I eventually calmed down enough to explain what had just happened. When he told the rest of the men, they were immediately furious. These men were here to help me , not hurt me.

They wanted to call the police, and I let them, with little hope that anything would come of it. At least 15 minutes had passed, and while the city isn’t large, it surely isn’t tiny. I guessed my attacker would be impossible to find.

But the police were furious. I dedicated them a picture of the perpetrator — he’d been in the background of a selfie I had taken before the attack — and they sent the photo around to other policemen and sped off as quickly as they had arrived.

Still shaken, I required a distraction while we waited for the police to return, so the guidebook who spoke English offered to take me on a tour of the kasbah. We had been walking around for about 20 minutes when the other men ran towards us, hollering. My guide, Moha, translated for me: “The policemen caught the asshole.”

We went to the police station, where I was surprised by the therapy that I received.

Though I did have to sit through about four hours of telling and translating my narrative, over and over, the Moroccan police treated me with dignity and respect. The scene was all the proof I needed. The police never asked me why I was alone, never questioned what I was wearing, and never suggested that I should cover my head and hair. They didn’t doubt what had happened to me. I realize I may have be given special treatment because I am a foreigner, but I was still amazed at the care and respect I received in that situation.
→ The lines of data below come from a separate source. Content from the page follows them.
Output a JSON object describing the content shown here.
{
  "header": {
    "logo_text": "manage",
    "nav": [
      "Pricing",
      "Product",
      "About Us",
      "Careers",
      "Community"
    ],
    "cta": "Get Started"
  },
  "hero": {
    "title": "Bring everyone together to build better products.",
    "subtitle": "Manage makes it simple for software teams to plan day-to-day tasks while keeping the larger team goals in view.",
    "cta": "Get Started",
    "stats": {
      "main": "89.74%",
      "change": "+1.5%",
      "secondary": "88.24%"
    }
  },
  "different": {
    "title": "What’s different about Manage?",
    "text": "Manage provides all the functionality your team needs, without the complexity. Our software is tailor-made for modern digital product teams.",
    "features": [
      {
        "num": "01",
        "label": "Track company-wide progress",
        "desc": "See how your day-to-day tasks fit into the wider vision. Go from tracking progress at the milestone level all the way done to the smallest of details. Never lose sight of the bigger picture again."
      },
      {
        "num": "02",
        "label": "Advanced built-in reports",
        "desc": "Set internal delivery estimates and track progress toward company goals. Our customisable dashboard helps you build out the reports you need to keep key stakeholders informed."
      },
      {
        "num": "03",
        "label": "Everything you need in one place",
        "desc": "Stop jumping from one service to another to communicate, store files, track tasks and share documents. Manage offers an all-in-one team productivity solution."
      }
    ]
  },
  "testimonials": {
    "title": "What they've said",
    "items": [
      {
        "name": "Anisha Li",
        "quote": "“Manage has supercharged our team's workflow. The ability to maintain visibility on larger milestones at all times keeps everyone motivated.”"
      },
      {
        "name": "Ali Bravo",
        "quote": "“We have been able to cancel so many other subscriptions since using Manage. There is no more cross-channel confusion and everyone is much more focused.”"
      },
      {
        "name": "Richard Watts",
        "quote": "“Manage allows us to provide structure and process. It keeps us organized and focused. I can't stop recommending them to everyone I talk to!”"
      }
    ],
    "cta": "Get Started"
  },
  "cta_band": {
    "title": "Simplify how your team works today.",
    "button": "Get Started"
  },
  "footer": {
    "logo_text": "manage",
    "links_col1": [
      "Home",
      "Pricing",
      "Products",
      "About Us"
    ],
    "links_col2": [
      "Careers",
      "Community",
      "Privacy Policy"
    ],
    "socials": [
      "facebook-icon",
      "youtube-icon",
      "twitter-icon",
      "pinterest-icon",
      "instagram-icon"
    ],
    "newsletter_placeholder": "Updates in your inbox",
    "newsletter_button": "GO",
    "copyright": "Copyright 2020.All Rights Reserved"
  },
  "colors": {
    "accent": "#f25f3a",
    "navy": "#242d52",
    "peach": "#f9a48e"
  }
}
The man who assaulted me was arrested and put in jail. I was told he would be tried the next day in front of a judge and sentenced. I don’t know what the ruling was, but I had been told that there is an official sex offender list in Morocco and that he would be on it for the rest of his life. This was the first time in my life I’ve swiftly received justice when reporting sexual harassment .

I have been attacked in other places, but I’ve never received respect and dignity in the aftermath like I did in Morocco.

I have been followed by men who were masturbating in Los Angeles and New York City. I have been harassed around the world, assaulted in Spain, molested in Florida, and raped in Kansas. In the last few years, I have opened up about the times I’ve been sexually abused and have found that nearly every woman I know has been sexually harassed in some manner.

But in the United States and in Spain, friends and authorities alike shrugged off the things I endured. In Morocco, all of the men who helped me were exceptionally kind. The police believed me, and they induced it a priority to track down my attacker. They didn’t shrug me off or brush me aside.

Now, I overcome sexual abuse by sharing my experiences with other travelers.

After Morocco, I was physically OK but mentally broken. The attack had me seriously reconsidering the solo travelling lifestyle I created for myself. My confidence was totally shattered. I felt so violated. I was traumatized and incredibly vulnerable. I tried to feel luck that I wasn’t hurt.

What got me through the ache and helped me mend was talking to strangers online — other female travellers who understood the dread, ache, frustration, and violation that solo female travelling can necessitate. I predominated. I regained my power. I refused to continue to feel defeated. I hadn’t come this far to only run this far.

Now, I’ve begun trying to reroute my story, utilizing my ache as gasoline to be a part of a global motion for women’s rights. I speak with humen so they can learn how difficult travelling is for women and start to speak up. I speak with women so we feeling less alone in the vicious violations that so many of us have been through.

I don’t know if a day will ever come where I and women like me will be able to stop wondering if our whole lives will be plagued by the threat of men sexually harassing and abusing us. What I do know is that I will maintain speaking up, connecting with others, and working to bring about a better and safer world. I will continue to send love to each and every person who relates to my story. We’re in this together.